Isis Semaj-Hall is a decolonial feminist, cultural analyst, and bad gyal Ph.D. Her curiosity is piqued at the intersection of art and politics. Shaped by her Jamaican childhood and New York adolescence, she has been known to write on sound studies and remix theory, Rihanna, Protoje, Edwidge Danticat, Marlon James, dub, and dancehall. Semaj-Hall is co-founder and editor of the Pree: Caribbean Writing magazine, author of the “write pon di riddim” blog, and she lectures in Caribbean writing, reggae poetry, and popular culture at the University of the West Indies, Mona.

"Isis Semaj-Hall 'From Chanting Down to Louding Out: Gendered Versioning in ‘Equal Rights’'"
For forty years the pairing of “equal rights” and “Jamaica” was synonymous with Peter Tosh and human rights until female dancehall deejay Ishawna released her version of “Equal Rights” in April of 2017. Yes, Peter Tosh introduced an instant
classic in 1977 when he voiced: “Everyone is crying out for peace, yes/ None is crying out for justice.” And his song became a rallying cry for all sufferers in his home country of Jamaica and across the globe. Titled “Equal Rights,” Tosh’s song captured the masculine sound of reggae with his pained baritone voice moaning steadily over a familiar groove. But then in Spring 2017, voicing over a familiar rhythm, Ishawna rallied the dancehall against her as she sang-out for a woman’s right to receive oral sex and, curiously, she also spoke up for men’s should-be freedom to offer oral sex to a woman.

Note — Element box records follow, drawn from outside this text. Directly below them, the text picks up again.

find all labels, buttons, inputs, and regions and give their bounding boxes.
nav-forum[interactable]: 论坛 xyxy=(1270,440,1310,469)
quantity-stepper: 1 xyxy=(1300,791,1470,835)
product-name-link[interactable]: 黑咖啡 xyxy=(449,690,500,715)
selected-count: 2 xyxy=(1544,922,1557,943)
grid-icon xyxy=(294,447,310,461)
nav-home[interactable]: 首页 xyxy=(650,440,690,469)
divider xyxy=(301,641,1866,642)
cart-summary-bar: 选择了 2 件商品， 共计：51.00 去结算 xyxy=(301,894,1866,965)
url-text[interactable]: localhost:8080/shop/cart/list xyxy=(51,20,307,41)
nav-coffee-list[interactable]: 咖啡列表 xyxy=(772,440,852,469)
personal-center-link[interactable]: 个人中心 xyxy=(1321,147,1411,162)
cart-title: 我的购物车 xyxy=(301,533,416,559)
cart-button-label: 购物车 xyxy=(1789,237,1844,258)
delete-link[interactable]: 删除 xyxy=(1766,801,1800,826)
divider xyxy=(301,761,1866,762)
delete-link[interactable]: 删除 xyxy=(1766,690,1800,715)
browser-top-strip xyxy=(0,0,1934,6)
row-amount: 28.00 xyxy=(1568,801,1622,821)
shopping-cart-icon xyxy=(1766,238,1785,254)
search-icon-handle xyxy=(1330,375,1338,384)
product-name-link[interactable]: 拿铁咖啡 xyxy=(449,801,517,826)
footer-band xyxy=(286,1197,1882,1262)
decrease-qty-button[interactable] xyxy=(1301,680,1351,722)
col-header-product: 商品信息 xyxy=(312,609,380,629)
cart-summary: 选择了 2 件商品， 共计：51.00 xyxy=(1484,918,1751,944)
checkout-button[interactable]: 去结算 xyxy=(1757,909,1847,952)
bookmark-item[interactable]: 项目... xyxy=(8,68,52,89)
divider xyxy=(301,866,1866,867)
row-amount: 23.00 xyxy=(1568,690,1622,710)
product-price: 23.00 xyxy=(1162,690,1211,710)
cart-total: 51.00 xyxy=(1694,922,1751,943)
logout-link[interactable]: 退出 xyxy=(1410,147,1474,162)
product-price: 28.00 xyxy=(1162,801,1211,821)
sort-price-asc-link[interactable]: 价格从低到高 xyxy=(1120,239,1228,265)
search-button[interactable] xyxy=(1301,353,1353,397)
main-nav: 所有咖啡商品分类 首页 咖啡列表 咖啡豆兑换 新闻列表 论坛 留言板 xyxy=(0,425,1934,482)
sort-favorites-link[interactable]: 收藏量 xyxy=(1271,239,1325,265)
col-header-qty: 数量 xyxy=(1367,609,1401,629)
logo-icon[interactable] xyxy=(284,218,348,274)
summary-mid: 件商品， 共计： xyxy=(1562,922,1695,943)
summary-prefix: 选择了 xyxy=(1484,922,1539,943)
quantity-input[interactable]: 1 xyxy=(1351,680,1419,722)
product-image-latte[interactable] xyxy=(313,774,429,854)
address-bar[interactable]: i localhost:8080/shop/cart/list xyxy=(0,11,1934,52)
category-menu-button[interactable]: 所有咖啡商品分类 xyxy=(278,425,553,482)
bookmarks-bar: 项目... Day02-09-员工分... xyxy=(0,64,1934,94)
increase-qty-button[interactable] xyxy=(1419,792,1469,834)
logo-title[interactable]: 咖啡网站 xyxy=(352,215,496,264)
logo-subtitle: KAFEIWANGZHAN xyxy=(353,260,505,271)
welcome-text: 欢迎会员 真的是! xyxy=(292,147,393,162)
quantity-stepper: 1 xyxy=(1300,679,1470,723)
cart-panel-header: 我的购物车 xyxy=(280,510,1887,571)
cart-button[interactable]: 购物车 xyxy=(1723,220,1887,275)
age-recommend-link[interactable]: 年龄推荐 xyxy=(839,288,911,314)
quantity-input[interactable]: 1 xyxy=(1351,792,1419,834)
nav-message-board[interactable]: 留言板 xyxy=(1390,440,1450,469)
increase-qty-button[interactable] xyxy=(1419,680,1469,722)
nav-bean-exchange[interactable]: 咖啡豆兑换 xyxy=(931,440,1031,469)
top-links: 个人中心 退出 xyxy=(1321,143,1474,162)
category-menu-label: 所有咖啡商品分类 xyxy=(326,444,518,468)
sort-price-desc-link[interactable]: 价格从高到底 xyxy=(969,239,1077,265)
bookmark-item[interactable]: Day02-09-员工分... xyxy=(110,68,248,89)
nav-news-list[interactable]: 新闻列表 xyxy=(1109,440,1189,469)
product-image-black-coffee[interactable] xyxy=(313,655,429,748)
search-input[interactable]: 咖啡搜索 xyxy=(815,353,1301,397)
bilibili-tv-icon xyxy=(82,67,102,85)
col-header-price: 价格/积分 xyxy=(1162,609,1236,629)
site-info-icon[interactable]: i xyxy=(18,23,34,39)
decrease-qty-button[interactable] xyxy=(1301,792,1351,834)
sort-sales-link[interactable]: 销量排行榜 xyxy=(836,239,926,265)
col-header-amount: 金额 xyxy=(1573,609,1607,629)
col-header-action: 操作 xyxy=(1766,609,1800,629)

Ishawna’s song became instantly infamous as it was regarded by Jamaica’s male listenership and Jamaica’s male dancehall artistes as a song championing sexual behavior that is regarded as socially “taboo” and “disgusting” in Jamaica. Given the timing of Ishawna’s release on the heels of the Tambourine Army’s “louding out” of rapists, this paper looks at how the lyrics of Ishawna’s “Equal Rights” penetrates the dancehall space in a particularly gendered way. And listening to the rhythm behind her “Equal Rights,” this paper considers how Ishawna effectively, though problematically, re-locates Ed Sheeran’s electronically created “tropical house”/ Afro-beat/ TLC-sampled rhythm into a Jamaican dancehall space. Because of the ways in which Ishawna’s “Equal Rights” record has exposed the gender injustice and selective humanitarianism at work in Peter Tosh’s classic and in Jamaica overall, I argue that female dancehall artiste Ishawna presently has identified the possibility of a new, gendered threat to Jamaica’s colonial legacy that may be more dangerous than reggae’s male Rastafarian singers.